目光卻猛地一凝,死死盯住了前方十幾丈外的那一幕。
「挽……挽月?!」
司空絕的眼珠子瞬間充血,整個人如遭雷擊,連呼吸都停滯了。
他看到了什麼?!
他那個從小被捧在手心裡、冰清玉潔、連別的男人多看一眼都要挖人雙目的少宗主女兒!
此刻衣衫殘破,大片大片欺霜賽雪的肌膚暴露在空氣中。
那一雙被他視為劍宗驕傲的修長玉腿,正毫無形象地跪在泥水裡。
而她那張冷艷高貴的臉龐,居然溫順地貼在一個黑衣青年的大腿上,正小心翼翼地幫那個青年捏著腿!
不僅如此。
旁邊還有一個媚骨天成的紅衣絕色尤物,正把飽滿的胸脯擠在那青年的胳膊上喂酒。
這畫面,哪裡是什麼劍宗神女?
分明就是最低賤的青樓女奴!
「啊啊啊啊!!!孽障!!你對我女兒做了什麼!!!」
司空絕的道心,在這一刻徹底崩塌了。
眼前的畫面比空間絞肉機還要讓他痛不欲生。
他猛地從泥漿里暴起,殘存的左臂死死握住一柄散發著界玄境威壓的天階古劍。
「本座要將你碎屍萬段,抽出你的神魂點天燈!!!」
「轟——!」
界玄境中期的底蘊畢竟深厚。
哪怕被空間利刃重創,司空絕這一劍劈出,依舊帶著斬斷山嶽的恐怖威能。
冰藍色的劍氣長達千丈,直接撕裂了毒瘴,朝著蘇銘的頭顱悍然斬下!
「主人小心!」
幽姬嚇得花容失色,本能地想要往後躲。
而司空挽月則是痛苦地閉上了眼睛,眼淚奪眶而出。
然而。
面對這毀天滅地的一劍,蘇銘連屁股都沒從玉座上挪開半分。
「這就破防了?」
蘇銘冷笑一聲,眼底紫金光芒暴漲。
他空出的左手猛地向上抬起。
五指張開,迎著那道百丈長的冰藍色劍氣,狠狠一抓!
「咔嚓——!」
在司空絕見鬼一般的目光中。
那道蘊含著界玄境法則的恐怖劍氣,在觸碰到蘇銘掌心的瞬間,竟然被生生捏得停滯在了半空中!
蘇銘的手掌上,青色的蓮花陣紋與暗金色的龍鱗瘋狂閃耀。
經過天煞血池洗禮的肉身,簡直比天階玄器還要變態!
「老東西,你的劍,太弱了。

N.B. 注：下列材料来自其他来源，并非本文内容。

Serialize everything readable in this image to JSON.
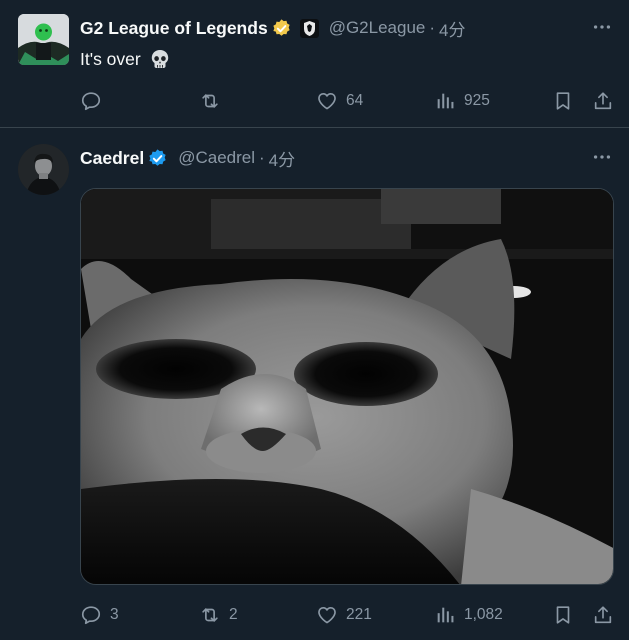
{
  "tweets": [
    {
      "name": "G2 League of Legends",
      "handle": "@G2League",
      "separator": "·",
      "time": "4分",
      "text": "It's over",
      "emoji": "skull-emoji",
      "badge_color": "#f2c94c",
      "avatar": "g2-avatar",
      "affiliation_icon": "g2-esports-logo",
      "counts": {
        "reply": "",
        "retweet": "",
        "like": "64",
        "views": "925"
      }
    },
    {
      "name": "Caedrel",
      "handle": "@Caedrel",
      "separator": "·",
      "time": "4分",
      "text": "",
      "badge_color": "#1d9bf0",
      "avatar": "caedrel-avatar",
      "media": "grayscale-cat-photo",
      "counts": {
        "reply": "3",
        "retweet": "2",
        "like": "221",
        "views": "1,082"
      }
    }
  ],
  "icons": {
    "more": "more-icon",
    "reply": "reply-icon",
    "retweet": "retweet-icon",
    "like": "heart-icon",
    "views": "views-icon",
    "bookmark": "bookmark-icon",
    "share": "share-icon"
  },
  "colors": {
    "background": "#15202b",
    "text": "#f7f9f9",
    "secondary": "#8b98a5",
    "border": "#38444d"
  }
}
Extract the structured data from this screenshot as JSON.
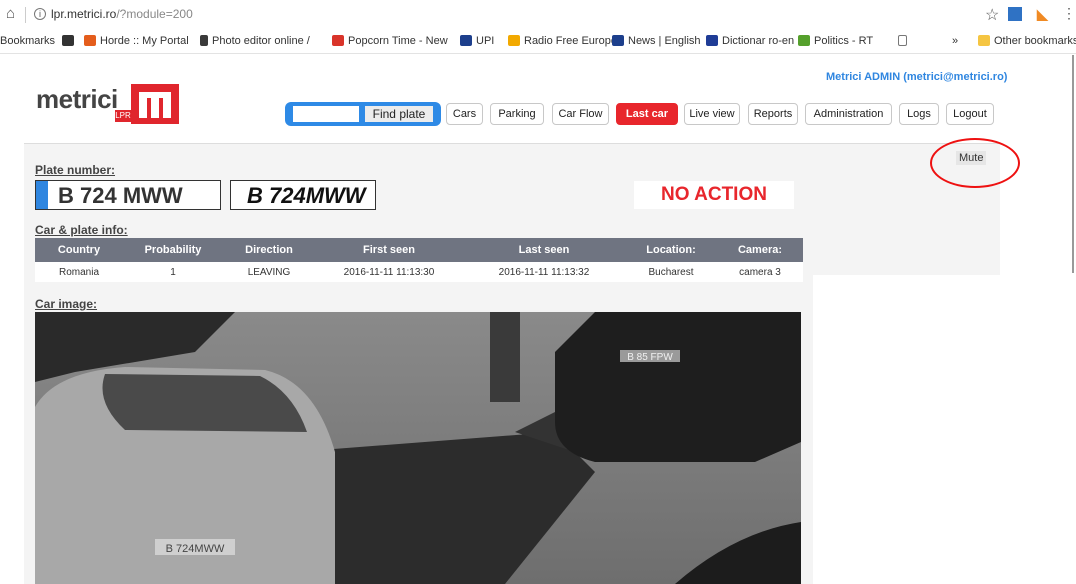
{
  "browser": {
    "url_host": "lpr.metrici.ro",
    "url_path": "/?module=200",
    "bookmarks": [
      {
        "label": "Bookmarks"
      },
      {
        "label": "Horde :: My Portal"
      },
      {
        "label": "Photo editor online /"
      },
      {
        "label": "Popcorn Time - New"
      },
      {
        "label": "UPI"
      },
      {
        "label": "Radio Free Europe"
      },
      {
        "label": "News | English"
      },
      {
        "label": "Dictionar ro-en"
      },
      {
        "label": "Politics - RT"
      }
    ],
    "other_bookmarks": "Other bookmarks",
    "overflow": "»",
    "colors": {
      "ext1": "#2f72c4",
      "ext2": "#f08a24"
    }
  },
  "header": {
    "logo_text": "metrici",
    "logo_badge": "LPR",
    "admin_label": "Metrici ADMIN (metrici@metrici.ro)",
    "search_placeholder": "",
    "find_label": "Find plate",
    "nav": [
      {
        "label": "Cars"
      },
      {
        "label": "Parking"
      },
      {
        "label": "Car Flow"
      },
      {
        "label": "Last car",
        "active": true
      },
      {
        "label": "Live view"
      },
      {
        "label": "Reports"
      },
      {
        "label": "Administration"
      },
      {
        "label": "Logs"
      },
      {
        "label": "Logout"
      }
    ],
    "colors": {
      "brand": "#e0262d",
      "accent": "#2f86e0"
    }
  },
  "main": {
    "mute_label": "Mute",
    "plate_section_title": "Plate number:",
    "plate_text": "B 724 MWW",
    "plate_image_text": "B 724MWW",
    "status": "NO ACTION",
    "info_section_title": "Car & plate info:",
    "table": {
      "headers": [
        "Country",
        "Probability",
        "Direction",
        "First seen",
        "Last seen",
        "Location:",
        "Camera:"
      ],
      "rows": [
        [
          "Romania",
          "1",
          "LEAVING",
          "2016-11-11 11:13:30",
          "2016-11-11 11:13:32",
          "Bucharest",
          "camera 3"
        ]
      ]
    },
    "image_section_title": "Car image:",
    "car_image_plates": [
      "B 724MWW",
      "B 85 FPW"
    ]
  }
}
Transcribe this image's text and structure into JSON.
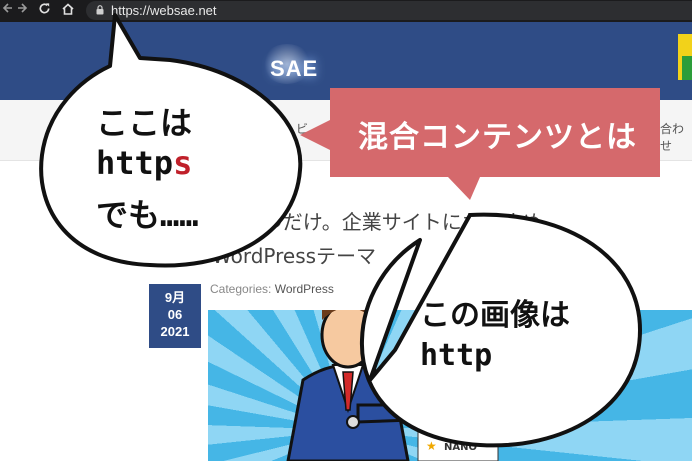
{
  "browser": {
    "back_icon": "arrow-left-icon",
    "forward_icon": "arrow-right-icon",
    "reload_icon": "reload-icon",
    "home_icon": "home-icon",
    "lock_icon": "lock-icon",
    "url": "https://websae.net"
  },
  "site": {
    "logo_text": "SAE",
    "nav_left_fragment": "ビ",
    "nav_right_fragment": "合わせ"
  },
  "article": {
    "title_line1": "6つだけ。企業サイトにおすすめ",
    "title_line2": "WordPressテーマ",
    "date_month": "9月",
    "date_day": "06",
    "date_year": "2021",
    "categories_label": "Categories:",
    "category": "WordPress",
    "thumb_text": "NANO"
  },
  "annotations": {
    "bubble1_line1": "ここは",
    "bubble1_line2_prefix": "http",
    "bubble1_line2_highlight": "s",
    "bubble1_line3": "でも……",
    "banner": "混合コンテンツとは",
    "bubble2_line1": "この画像は",
    "bubble2_line2": "http",
    "highlight_color": "#c0202a",
    "banner_color": "#d5696c"
  }
}
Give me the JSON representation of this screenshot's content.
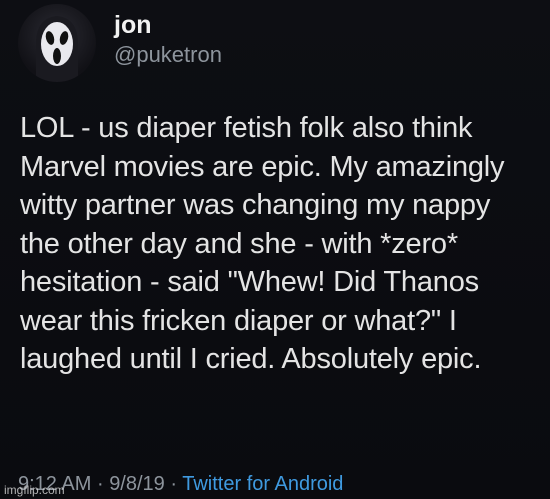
{
  "tweet": {
    "display_name": "jon",
    "handle": "@puketron",
    "avatar_icon": "ghostface-mask-avatar",
    "text": "LOL - us diaper fetish folk also think\nMarvel movies are epic. My amazingly\nwitty partner was changing my nappy\nthe other day and she - with *zero*\nhesitation - said \"Whew! Did Thanos\nwear this fricken diaper or what?\" I\nlaughed until I cried. Absolutely epic.",
    "time": "9:12 AM",
    "separator": "·",
    "date": "9/8/19",
    "source": "Twitter for Android"
  },
  "watermark": "imgflip.com",
  "colors": {
    "background": "#0b0c10",
    "text": "#e4e4e4",
    "muted": "#8d949c",
    "link": "#3f9ae0"
  }
}
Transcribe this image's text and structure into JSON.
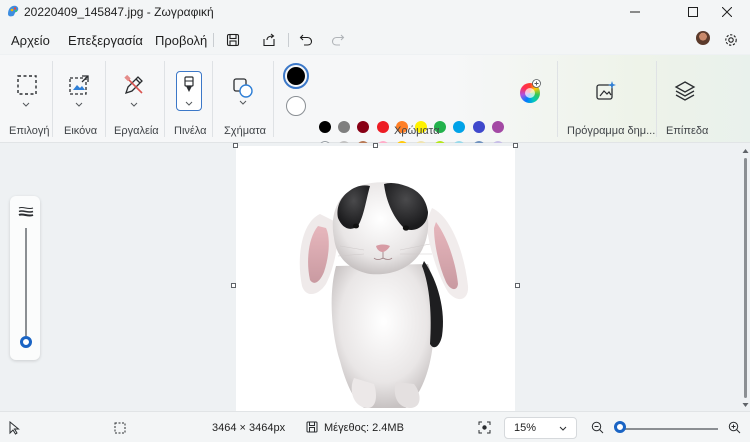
{
  "window": {
    "title": "20220409_145847.jpg - Ζωγραφική"
  },
  "menu": {
    "file": "Αρχείο",
    "edit": "Επεξεργασία",
    "view": "Προβολή"
  },
  "ribbon": {
    "groups": {
      "selection": "Επιλογή",
      "image": "Εικόνα",
      "tools": "Εργαλεία",
      "brushes": "Πινέλα",
      "shapes": "Σχήματα",
      "colors": "Χρώματα",
      "cocreator": "Πρόγραμμα δημ...",
      "layers": "Επίπεδα"
    },
    "primary_color": "#000000",
    "secondary_color": "#ffffff",
    "palette_row1": [
      "#000000",
      "#7f7f7f",
      "#880015",
      "#ed1c24",
      "#ff7f27",
      "#fff200",
      "#22b14c",
      "#00a2e8",
      "#3f48cc",
      "#a349a4"
    ],
    "palette_row2": [
      "#ffffff",
      "#c3c3c3",
      "#b97a57",
      "#ffaec9",
      "#ffc90e",
      "#efe4b0",
      "#b5e61d",
      "#99d9ea",
      "#7092be",
      "#c8bfe7"
    ]
  },
  "status": {
    "dimensions": "3464 × 3464px",
    "file_size": "Μέγεθος: 2.4MB",
    "zoom": "15%"
  },
  "colors": {
    "accent": "#1a64c4"
  }
}
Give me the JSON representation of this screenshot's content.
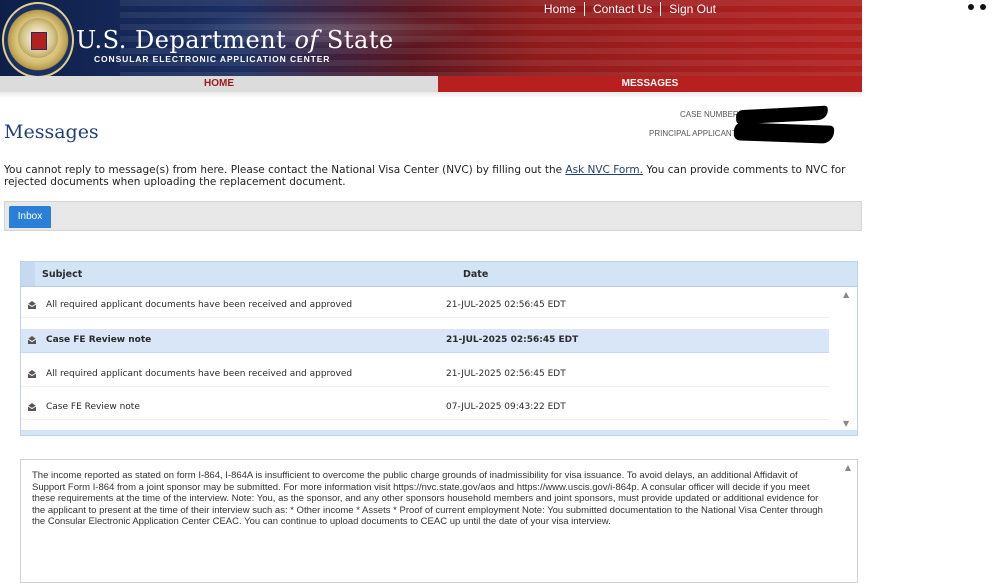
{
  "header": {
    "title_main": "U.S. Department",
    "title_of": "of",
    "title_state": "State",
    "subtitle": "CONSULAR ELECTRONIC APPLICATION CENTER",
    "top_links": [
      "Home",
      "Contact Us",
      "Sign Out"
    ]
  },
  "nav": {
    "home": "HOME",
    "messages": "MESSAGES"
  },
  "case": {
    "case_number_label": "CASE NUMBER",
    "principal_label": "PRINCIPAL APPLICANT"
  },
  "page": {
    "title": "Messages",
    "intro_before": "You cannot reply to message(s) from here.  Please contact the National Visa Center (NVC) by filling out the ",
    "intro_link": "Ask NVC Form.",
    "intro_after": "  You can provide comments to NVC for rejected documents when uploading the replacement document."
  },
  "tabs": [
    {
      "label": "Inbox"
    }
  ],
  "table": {
    "columns": [
      "Subject",
      "Date"
    ],
    "rows": [
      {
        "subject": "All required applicant documents have been received and approved",
        "date": "21-JUL-2025 02:56:45 EDT"
      },
      {
        "subject": "Case FE Review note",
        "date": "21-JUL-2025 02:56:45 EDT"
      },
      {
        "subject": "All required applicant documents have been received and approved",
        "date": "21-JUL-2025 02:56:45 EDT"
      },
      {
        "subject": "Case FE Review note",
        "date": "07-JUL-2025 09:43:22 EDT"
      }
    ]
  },
  "message_body": "The income reported as stated on form I-864, I-864A is insufficient to overcome the public charge grounds of inadmissibility for visa issuance. To avoid delays, an additional Affidavit of Support Form I-864 from a joint sponsor may be submitted. For more information visit https://nvc.state.gov/aos and https://www.uscis.gov/i-864p. A consular officer will decide if you meet these requirements at the time of the interview. Note: You, as the sponsor, and any other sponsors household members and joint sponsors, must provide updated or additional evidence for the applicant to present at the time of their interview such as: * Other income * Assets * Proof of current employment Note: You submitted documentation to the National Visa Center through the Consular Electronic Application Center CEAC. You can continue to upload documents to CEAC up until the date of your visa interview.",
  "colors": {
    "navy": "#1c2f63",
    "red": "#b81f1f",
    "tab_blue": "#2a7fd6",
    "row_selected": "#d9e6f7"
  }
}
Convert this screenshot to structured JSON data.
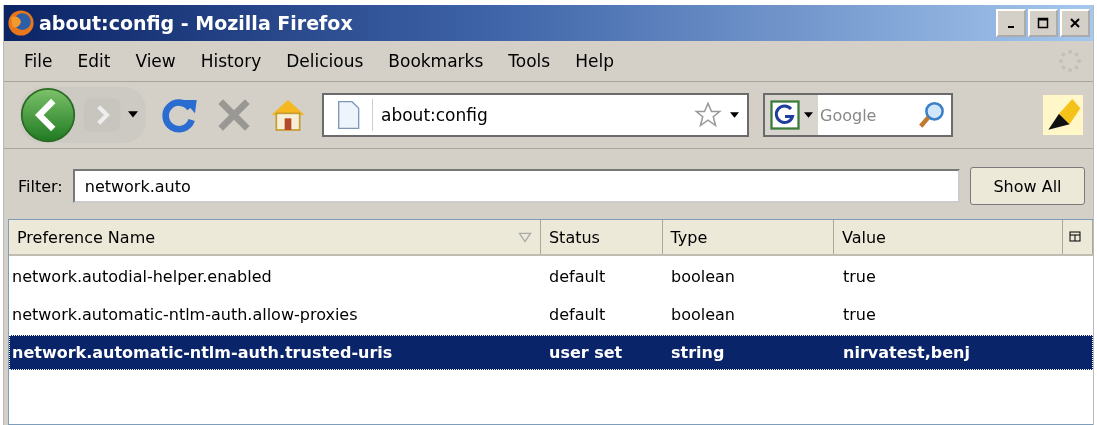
{
  "window": {
    "title": "about:config - Mozilla Firefox"
  },
  "menu": [
    "File",
    "Edit",
    "View",
    "History",
    "Delicious",
    "Bookmarks",
    "Tools",
    "Help"
  ],
  "toolbar": {
    "address": "about:config",
    "search_placeholder": "Google"
  },
  "filter": {
    "label": "Filter:",
    "value": "network.auto",
    "button": "Show All"
  },
  "table": {
    "columns": [
      {
        "label": "Preference Name",
        "sorted": true
      },
      {
        "label": "Status",
        "sorted": false
      },
      {
        "label": "Type",
        "sorted": false
      },
      {
        "label": "Value",
        "sorted": false
      }
    ],
    "rows": [
      {
        "cells": [
          "network.autodial-helper.enabled",
          "default",
          "boolean",
          "true"
        ],
        "modified": false,
        "selected": false
      },
      {
        "cells": [
          "network.automatic-ntlm-auth.allow-proxies",
          "default",
          "boolean",
          "true"
        ],
        "modified": false,
        "selected": false
      },
      {
        "cells": [
          "network.automatic-ntlm-auth.trusted-uris",
          "user set",
          "string",
          "nirvatest,benj"
        ],
        "modified": true,
        "selected": true
      }
    ]
  }
}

」
蘇銘嘴角勾起一抹嗜血的狂笑,五指驟然發力。
「砰!!!」
千丈劍氣,轟然炸碎成漫天冰晶!
「噗——!」
心血相連之下,司空絕猛地噴出一大口夾雜著內臟碎塊的鮮血,整個人踉蹌著倒退了三四步。
他滿臉駭然地看著蘇銘。
「純肉身硬接天階劍氣……你……你到底是個什麼怪物?!」
蘇銘一把將懷裡的幽姬推開,大馬金刀地站起身。
他一腳踩在司空挽月那柔嫩纖弱的香肩上,借著力道向前邁出。
「嗡——!」
紫氣衝天。
沉重如山的紫金煉天爐瞬間出現在蘇銘的右手之中。
「遠道而來,不讓你磕個頭,算我這個做東的不懂規矩。」
蘇銘身形化作一道暗紅色的閃電,直接撕裂空間,瞬間出現在司空絕的頭頂上方。
沒有任何花里胡哨的武技。
只有最純粹、最暴力的碾壓!
蘇銘掄起紫金煉天爐,帶著砸穿地心的恐怖音爆,沖著司空絕的膝蓋骨狠狠砸了下去!